Was Jesus Christ, Libertarian?

Sunday, December 26, 2010

“Then the scribes and the Pharisees brought a woman who had been caught in adultery and made her stand in the middle. They said to him, "Teacher, this woman was caught in the very act of committing adultery. Now in the law, Moses commanded us to stone such women. So what do you say?" They said this to test him, so that they could have some charge to bring against him. Jesus bent down and began to write on the ground with his finger. But when they continued asking him, he straightened up and said to them, "Let the one among you who is without sin be the first to throw a stone at her." Again he bent down and wrote on the ground. And in response, they went away one by one, beginning with the elders. So he was left alone with the woman before him. Then Jesus straightened up and said to her, "Woman, where are they? Has no one condemned you?" She replied, "No one, sir." Then Jesus said, "Neither do I condemn you. Go, (and) from now on do not sin anymore." (John 8: 3–11)

As we approach the new year with conservatism again ascendant in the political sphere, this story of Jesus’ uncompromising libertarianism seems even more timely than stories of his birth, despite the approach of his celebrated birthday. Nowhere does Jesus admonish “social conservatives” more harshly.

There is an important distinction here. By “social conservative,” I do not mean anyone who disapproves of certain human behavior. The freedom to follow the dictates of one’s conscience was the first inalienable right recognized by the founders of our nation. If one truly believes that homosexuality, adultery, or other “non-conservative” behavior violates the laws of God, it is that person’s inalienable right to disapprove of it, even to voice his disapproval of it, regardless of the anguished cries of the political correctness lobby on the left.

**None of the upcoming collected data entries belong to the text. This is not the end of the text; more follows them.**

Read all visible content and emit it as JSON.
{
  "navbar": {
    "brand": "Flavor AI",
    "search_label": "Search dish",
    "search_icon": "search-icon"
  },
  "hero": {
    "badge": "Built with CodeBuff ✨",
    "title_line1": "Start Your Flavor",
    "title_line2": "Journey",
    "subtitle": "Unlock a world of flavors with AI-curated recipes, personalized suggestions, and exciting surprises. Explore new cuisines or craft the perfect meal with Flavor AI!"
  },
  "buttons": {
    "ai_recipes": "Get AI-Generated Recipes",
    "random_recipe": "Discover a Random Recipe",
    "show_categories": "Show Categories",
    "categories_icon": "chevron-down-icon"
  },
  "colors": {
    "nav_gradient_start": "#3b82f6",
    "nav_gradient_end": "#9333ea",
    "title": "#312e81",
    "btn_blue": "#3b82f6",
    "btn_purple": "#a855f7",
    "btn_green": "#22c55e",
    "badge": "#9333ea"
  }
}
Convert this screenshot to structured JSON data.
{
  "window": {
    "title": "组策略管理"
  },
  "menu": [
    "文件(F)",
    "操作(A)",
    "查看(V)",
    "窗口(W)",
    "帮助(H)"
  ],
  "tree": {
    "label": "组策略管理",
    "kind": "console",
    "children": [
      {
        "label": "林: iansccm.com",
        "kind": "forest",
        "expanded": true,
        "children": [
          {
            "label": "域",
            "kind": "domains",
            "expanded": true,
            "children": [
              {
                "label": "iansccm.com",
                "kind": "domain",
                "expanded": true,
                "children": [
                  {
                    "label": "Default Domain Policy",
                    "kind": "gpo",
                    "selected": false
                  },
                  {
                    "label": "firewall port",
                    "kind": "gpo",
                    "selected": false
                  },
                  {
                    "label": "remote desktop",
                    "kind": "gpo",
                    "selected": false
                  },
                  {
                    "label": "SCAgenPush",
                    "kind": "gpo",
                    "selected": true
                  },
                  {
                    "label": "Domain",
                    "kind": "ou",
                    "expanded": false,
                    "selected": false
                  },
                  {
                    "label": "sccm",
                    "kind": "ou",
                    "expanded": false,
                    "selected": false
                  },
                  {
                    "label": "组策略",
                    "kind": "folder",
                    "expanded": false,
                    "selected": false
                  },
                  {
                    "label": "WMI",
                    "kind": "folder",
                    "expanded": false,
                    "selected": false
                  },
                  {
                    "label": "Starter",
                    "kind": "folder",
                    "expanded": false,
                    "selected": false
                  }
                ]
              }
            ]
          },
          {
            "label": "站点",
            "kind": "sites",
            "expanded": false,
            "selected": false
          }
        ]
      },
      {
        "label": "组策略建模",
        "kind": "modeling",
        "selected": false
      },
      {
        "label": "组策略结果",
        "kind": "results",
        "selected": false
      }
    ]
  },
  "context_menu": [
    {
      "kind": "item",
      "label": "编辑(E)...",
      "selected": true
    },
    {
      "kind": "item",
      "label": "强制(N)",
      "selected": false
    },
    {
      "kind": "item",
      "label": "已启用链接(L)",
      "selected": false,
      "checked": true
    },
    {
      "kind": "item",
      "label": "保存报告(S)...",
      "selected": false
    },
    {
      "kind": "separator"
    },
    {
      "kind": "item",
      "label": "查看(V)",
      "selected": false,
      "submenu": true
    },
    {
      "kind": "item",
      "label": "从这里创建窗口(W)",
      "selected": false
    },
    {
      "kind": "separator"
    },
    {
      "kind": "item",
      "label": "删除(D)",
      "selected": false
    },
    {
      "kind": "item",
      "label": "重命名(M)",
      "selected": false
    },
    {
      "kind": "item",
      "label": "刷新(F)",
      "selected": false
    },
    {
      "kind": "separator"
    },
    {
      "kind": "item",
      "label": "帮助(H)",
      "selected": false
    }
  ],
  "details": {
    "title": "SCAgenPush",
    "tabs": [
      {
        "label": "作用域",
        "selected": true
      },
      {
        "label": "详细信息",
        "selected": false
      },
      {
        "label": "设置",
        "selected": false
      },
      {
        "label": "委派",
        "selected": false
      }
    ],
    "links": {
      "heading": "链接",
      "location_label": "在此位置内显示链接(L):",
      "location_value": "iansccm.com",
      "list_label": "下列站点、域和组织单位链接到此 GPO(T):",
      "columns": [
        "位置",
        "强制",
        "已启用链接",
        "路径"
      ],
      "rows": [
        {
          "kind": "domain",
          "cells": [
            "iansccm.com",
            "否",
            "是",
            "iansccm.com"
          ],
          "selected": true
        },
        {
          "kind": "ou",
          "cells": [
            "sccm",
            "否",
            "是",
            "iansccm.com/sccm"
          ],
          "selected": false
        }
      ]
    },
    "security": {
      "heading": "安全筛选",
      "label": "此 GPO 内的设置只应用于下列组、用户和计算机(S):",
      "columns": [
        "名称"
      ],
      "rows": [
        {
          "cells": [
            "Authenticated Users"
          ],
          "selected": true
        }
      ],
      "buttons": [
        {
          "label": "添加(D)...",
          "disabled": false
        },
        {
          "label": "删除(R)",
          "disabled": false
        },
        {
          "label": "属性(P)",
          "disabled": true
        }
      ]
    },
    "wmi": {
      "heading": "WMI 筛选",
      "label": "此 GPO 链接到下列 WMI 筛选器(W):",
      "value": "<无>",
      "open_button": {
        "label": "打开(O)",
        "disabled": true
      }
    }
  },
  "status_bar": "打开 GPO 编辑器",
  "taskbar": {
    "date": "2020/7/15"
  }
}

However, no one has a right to use violence against those who engage in behavior that does not harm another person, regardless of whether or not that behavior violates the laws of God. Since all laws are enforced under the threat of violence (as this story also makes wonderfully clear), Jesus makes it clear in this passage that it is not for men to enforce the laws of God. With the exception of cases in which one human being has harmed another, the right to punish the behavior of others is reserved for God.

It is important to recognize that Jesus does not condone the sin that the anonymous woman has committed. When he has shamed away the mob who would have stoned her, Jesus commands her to sin no more. Neither does he insinuate that her behavior might not have consequences for her soul. With flawless libertarian reasoning, Jesus teaches us the true meaning of freedom: that God grants us the liberty to do as we wish, even to reject him and his laws, but that we also bear the full consequences of our actions. If we harm another person, then we are subject to the laws of men. However, it is for each individual to determine the will of God according to his conscience and to choose whether to act accordingly or not. There never has been nor can there ever be any body of corruptible men who can save an individual’s soul.

This is by no means the only place in the gospels that Jesus teaches us this lesson. His entire public ministry was one admonishment of the hypocritical, socially conservative theocracy after another. Indeed, it is the Jewish state that is Jesus’ chief antagonist throughout the gospels. He is noticeably disinterested in the more secular Roman government, despite its tyranny over his people. While he certainly doesn’t approve of the Romans, he has no interest in political revolution. As Jesus tells Pilate, “my kingdom is not of this world.” (John 18:36). However, his own government does not merely commit secular, political oppression against its people. It usurps the authority of God and attempts to judge in his place. For this, Jesus constantly lets loose his most venomous admonishments.